Darüber hinaus unterscheidet die KDA zwischen zwei Diskurstypen: dem Interdiskurs und dem Spezialdiskurs. Der Interdiskurs lässt sich als entdifferenzierte Alltagssprachlichkeit fassen, die Mehrdeutigkeiten im Sinne eines „fluktuierenden Gewimmels (Link 1986, 5f.) besitzt. Von diesem ist der Spezialdiskurs abgesetzt, dessen Erkennungsmerkmal eine zunehmende Ausdifferenzierung von Wissen bildet und der durch Fachtermini und hochkomplexe Wissensformen gekennzeichnet ist: Spezialdiskurse sind durch „Eindeutigkeit, spezielle Definition der Begriffe, Dominanz der Denotation und möglichst Beseitigung aller Uneindeutigkeiten und Konnotationen mit dem Idealtyp der mathematischen Formel (Link 2007, 228 & 2001, 81) gekennzeichnet. Ein solcher Spezialdiskurs lässt sich gemäß des oben ausgeführten Forschungsstands beispielsweise in der biologischen oder medizinischen Forschung des 19. Jahrhunderts verorten. Ideen, Strukturvorstellungen und Begriffe aus diesen Spezialdiskursen werden im Interdiskurs übersetzt, d.h. ein spezialisiertes Wissen wird mit dem Wissen einer Alltagskommunikation verbunden und verändert dort das „kulturelle Allgemeinwissen" (Link 2006a, 42). Somit realisiert sich im Interdiskurs eine breite Verknüpfung von Wissen und damit auch eine Vermittlung zwischen den spezialisierten Diskurssträngen, die unumgänglich ist, damit eine öffentliche Kommunikation jenseits der Tendenzen einer Spezialisierung von Wissen möglich wird (Link 2007, 231). Dadurch wird der Interdiskurs zu dem Ort, an dem sich entscheidet, welches Wissen popularisiert wird und hegemoniale Machtwirkung entfaltet.
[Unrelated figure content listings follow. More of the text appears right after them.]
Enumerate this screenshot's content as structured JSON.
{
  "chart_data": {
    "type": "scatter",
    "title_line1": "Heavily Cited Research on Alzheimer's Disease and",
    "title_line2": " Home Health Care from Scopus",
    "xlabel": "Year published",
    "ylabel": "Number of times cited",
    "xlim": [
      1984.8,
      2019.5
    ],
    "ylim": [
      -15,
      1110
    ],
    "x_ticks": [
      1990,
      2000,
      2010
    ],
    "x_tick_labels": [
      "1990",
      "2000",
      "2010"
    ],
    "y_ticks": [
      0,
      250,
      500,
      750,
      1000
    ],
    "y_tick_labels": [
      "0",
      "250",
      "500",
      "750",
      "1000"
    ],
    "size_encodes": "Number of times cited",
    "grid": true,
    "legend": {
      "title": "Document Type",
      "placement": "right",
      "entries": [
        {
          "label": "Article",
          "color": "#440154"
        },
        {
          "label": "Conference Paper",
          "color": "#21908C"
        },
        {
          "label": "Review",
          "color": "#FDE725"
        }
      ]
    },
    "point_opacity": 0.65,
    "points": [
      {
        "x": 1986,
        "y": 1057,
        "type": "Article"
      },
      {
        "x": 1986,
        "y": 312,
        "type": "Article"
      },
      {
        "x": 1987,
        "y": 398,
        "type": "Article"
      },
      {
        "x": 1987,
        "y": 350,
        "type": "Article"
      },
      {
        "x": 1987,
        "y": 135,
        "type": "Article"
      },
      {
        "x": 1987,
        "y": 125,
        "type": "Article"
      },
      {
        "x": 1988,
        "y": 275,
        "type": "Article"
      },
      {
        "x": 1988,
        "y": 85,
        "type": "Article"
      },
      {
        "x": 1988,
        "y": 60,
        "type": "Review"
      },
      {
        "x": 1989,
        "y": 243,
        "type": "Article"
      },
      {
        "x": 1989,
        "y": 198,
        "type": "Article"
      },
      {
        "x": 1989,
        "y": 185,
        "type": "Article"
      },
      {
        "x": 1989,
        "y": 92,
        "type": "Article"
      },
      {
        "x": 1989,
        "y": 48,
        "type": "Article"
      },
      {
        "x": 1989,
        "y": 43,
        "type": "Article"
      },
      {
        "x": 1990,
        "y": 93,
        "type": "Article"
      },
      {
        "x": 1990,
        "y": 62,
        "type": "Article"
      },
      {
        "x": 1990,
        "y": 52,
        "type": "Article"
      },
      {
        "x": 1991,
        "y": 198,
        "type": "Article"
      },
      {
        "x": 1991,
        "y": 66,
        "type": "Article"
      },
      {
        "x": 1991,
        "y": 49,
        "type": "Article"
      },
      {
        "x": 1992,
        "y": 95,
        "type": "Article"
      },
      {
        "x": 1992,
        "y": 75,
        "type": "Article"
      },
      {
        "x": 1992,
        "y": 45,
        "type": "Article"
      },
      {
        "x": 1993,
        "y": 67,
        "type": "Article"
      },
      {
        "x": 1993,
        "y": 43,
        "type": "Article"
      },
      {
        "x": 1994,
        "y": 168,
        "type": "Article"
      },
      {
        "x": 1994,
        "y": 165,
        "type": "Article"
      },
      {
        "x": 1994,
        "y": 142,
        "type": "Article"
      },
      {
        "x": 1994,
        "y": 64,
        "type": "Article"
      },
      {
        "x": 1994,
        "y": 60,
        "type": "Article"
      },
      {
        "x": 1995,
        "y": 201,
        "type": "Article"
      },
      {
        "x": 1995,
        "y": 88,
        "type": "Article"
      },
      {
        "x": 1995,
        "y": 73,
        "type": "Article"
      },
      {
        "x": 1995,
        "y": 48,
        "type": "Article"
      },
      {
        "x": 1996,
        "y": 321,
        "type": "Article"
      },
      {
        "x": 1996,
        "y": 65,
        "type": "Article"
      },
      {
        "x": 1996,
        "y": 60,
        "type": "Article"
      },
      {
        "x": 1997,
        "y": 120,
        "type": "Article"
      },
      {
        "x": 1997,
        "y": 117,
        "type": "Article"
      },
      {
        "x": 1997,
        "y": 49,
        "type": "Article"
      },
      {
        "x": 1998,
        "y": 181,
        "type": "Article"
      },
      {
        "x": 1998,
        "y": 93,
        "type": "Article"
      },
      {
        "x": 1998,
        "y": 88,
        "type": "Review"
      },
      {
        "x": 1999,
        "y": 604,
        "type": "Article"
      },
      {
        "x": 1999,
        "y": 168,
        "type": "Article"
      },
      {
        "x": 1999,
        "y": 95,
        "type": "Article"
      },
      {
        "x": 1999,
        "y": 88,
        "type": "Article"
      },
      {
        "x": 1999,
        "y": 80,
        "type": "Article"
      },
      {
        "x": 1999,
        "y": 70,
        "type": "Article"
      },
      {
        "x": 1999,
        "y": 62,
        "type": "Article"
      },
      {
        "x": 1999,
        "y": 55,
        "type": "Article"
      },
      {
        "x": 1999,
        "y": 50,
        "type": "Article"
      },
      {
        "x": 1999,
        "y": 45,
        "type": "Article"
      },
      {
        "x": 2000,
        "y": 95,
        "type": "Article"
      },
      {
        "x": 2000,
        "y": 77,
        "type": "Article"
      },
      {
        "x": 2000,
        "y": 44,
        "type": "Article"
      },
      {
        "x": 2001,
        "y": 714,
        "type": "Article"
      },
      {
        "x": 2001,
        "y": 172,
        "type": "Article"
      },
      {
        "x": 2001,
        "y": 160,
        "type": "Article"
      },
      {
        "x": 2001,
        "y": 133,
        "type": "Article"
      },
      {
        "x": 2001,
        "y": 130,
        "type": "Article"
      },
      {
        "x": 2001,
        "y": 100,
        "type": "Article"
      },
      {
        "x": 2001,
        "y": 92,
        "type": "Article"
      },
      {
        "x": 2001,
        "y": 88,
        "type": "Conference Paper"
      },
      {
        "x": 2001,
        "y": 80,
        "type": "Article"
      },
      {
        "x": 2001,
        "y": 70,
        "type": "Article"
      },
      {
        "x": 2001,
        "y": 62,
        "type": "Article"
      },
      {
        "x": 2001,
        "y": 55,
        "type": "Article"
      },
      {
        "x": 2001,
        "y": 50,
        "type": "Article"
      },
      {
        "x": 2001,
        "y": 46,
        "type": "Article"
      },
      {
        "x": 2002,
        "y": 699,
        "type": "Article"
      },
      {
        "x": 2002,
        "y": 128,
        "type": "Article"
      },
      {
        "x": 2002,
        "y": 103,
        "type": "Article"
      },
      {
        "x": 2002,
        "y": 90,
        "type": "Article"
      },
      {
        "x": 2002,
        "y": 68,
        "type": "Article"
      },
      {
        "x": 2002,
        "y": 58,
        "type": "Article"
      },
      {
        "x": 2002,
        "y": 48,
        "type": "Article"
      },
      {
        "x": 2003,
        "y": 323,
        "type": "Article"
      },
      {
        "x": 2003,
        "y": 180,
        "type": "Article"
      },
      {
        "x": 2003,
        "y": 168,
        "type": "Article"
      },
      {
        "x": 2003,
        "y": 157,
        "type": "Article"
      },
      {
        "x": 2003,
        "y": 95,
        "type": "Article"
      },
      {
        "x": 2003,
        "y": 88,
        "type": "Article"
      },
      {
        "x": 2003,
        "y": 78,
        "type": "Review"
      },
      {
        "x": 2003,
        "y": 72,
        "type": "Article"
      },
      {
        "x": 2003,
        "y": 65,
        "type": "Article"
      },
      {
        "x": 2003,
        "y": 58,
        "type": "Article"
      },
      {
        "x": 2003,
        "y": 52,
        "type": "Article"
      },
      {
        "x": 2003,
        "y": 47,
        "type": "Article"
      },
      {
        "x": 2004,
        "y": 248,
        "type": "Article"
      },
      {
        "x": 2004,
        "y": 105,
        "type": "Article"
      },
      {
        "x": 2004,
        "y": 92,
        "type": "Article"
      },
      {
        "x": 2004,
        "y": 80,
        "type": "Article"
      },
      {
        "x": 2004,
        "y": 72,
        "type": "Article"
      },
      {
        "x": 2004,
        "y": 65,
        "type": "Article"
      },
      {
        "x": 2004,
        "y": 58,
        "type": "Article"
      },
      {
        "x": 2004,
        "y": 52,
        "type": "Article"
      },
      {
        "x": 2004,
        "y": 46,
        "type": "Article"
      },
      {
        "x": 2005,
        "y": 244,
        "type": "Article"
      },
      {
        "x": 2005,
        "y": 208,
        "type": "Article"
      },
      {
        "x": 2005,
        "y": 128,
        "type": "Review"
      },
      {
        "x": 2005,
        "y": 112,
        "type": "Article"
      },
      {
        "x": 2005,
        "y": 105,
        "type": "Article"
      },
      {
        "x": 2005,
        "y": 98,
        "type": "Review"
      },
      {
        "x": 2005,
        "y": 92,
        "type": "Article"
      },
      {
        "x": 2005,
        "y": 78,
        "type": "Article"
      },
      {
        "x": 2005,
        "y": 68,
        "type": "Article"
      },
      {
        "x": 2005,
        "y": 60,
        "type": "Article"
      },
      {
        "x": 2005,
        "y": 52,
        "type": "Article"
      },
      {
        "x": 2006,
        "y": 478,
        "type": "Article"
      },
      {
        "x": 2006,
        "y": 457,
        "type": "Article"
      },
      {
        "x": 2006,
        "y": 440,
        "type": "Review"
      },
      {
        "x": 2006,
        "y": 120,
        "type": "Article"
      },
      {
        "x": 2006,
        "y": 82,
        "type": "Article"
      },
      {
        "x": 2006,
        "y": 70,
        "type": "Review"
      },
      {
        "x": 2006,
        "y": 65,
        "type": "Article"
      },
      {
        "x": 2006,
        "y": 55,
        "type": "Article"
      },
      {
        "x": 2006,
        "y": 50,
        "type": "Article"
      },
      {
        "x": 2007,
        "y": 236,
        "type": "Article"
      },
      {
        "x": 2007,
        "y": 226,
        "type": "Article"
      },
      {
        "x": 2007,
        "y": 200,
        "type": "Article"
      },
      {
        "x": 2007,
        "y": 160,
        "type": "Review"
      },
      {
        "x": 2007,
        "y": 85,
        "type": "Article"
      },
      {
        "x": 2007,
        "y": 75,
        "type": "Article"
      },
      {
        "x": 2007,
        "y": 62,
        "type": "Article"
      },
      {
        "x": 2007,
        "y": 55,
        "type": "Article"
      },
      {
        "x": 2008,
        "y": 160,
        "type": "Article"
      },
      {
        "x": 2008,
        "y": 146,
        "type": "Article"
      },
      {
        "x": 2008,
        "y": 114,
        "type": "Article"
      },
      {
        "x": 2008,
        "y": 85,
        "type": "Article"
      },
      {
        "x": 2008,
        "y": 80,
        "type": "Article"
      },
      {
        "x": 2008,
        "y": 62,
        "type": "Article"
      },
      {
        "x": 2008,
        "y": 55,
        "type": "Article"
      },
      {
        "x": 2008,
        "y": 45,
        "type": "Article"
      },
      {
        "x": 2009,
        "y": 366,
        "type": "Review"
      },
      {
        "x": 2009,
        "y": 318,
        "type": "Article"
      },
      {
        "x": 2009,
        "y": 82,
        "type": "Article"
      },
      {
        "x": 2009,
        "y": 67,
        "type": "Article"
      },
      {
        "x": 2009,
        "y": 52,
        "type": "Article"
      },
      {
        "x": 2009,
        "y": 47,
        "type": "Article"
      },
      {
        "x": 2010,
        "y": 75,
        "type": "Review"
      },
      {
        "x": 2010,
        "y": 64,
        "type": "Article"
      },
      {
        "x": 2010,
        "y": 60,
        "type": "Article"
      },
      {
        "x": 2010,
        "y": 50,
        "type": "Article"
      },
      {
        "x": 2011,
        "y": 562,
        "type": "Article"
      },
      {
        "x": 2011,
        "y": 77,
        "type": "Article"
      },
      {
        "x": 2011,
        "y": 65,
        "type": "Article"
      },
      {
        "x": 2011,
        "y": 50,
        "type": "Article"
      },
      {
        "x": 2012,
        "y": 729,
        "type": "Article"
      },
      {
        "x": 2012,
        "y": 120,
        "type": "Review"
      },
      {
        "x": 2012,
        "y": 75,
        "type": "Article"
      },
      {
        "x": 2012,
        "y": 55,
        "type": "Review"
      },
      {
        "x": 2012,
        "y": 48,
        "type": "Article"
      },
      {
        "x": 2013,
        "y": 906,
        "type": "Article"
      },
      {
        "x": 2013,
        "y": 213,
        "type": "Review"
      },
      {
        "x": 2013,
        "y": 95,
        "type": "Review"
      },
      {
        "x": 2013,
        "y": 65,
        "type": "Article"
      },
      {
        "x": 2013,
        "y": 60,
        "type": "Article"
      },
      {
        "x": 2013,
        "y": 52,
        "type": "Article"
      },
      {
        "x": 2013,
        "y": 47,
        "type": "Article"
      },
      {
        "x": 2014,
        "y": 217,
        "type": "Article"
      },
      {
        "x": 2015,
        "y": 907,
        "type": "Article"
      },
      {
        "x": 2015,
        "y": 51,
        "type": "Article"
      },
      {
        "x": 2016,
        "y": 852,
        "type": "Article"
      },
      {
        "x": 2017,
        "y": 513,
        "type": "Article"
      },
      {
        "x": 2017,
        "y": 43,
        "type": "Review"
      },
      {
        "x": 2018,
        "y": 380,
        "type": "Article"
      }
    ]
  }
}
Nach der KDA vollzieht sich die konkrete Integration des speziellen Wissens an „Kopplungsstellen (Link/Diaz-Bone 2006, 22) über ein Arrangement von „empirisch relativ stabilen, häufig wiederkehrenden Teilstrukturen (Parr 2008, 203). Diese werden aus elementaren literarischen Formen wie Symbolen, Metaphern, Analogien etc. gebildet, die im Sinne einer Übersetzung Unbekanntes in Bekanntes transformieren. Bezeichnet werden diese als „Kollektivsymbole"⁴⁰ (Link 2001, 77), da sie durch ihre kulturelle Verwurzelung mit ihrer Bildlichkeit und ihrer Bedeutung in diesem Kreis unmittelbar anschaulich wirken.⁴¹ Kollektivsymbole transportieren Inhalte wie „anschauliche Modelle, orientierende To-piken (Link 1997, 25). Nach Link bilden diese Kollektivsymbole erstens ein synchrones System „kulturtypologisch prägnante[r] Konstellation[en] von Bildern (Link/Wülfing 1984, 9). Zweitens bedarf es einer relativ stabilen Verbindung zwischen Signifikat und Signifikant, das Verhältnis in einem Kollektivsymbol kann nicht arbiträr sein. Und drittens muss das Kollektivsymbol über stabile Relationen zwischen Pictura und Subscriptiones⁴² verfügen, also über eine relativ fixe Verbindung zwischen einer bildlichen und einer erklärenden, ausführenden Dimension, sozusagen einer Sinnebene (Drews/Gerhard/Link 1985, 256-375; Link 1982, 7). Dieser Sinn kann entweder explizit formuliert (denotiert) oder indirekt hergestellt (konnotiert) sein (Link 2006a, 41; Parr 1998, 69).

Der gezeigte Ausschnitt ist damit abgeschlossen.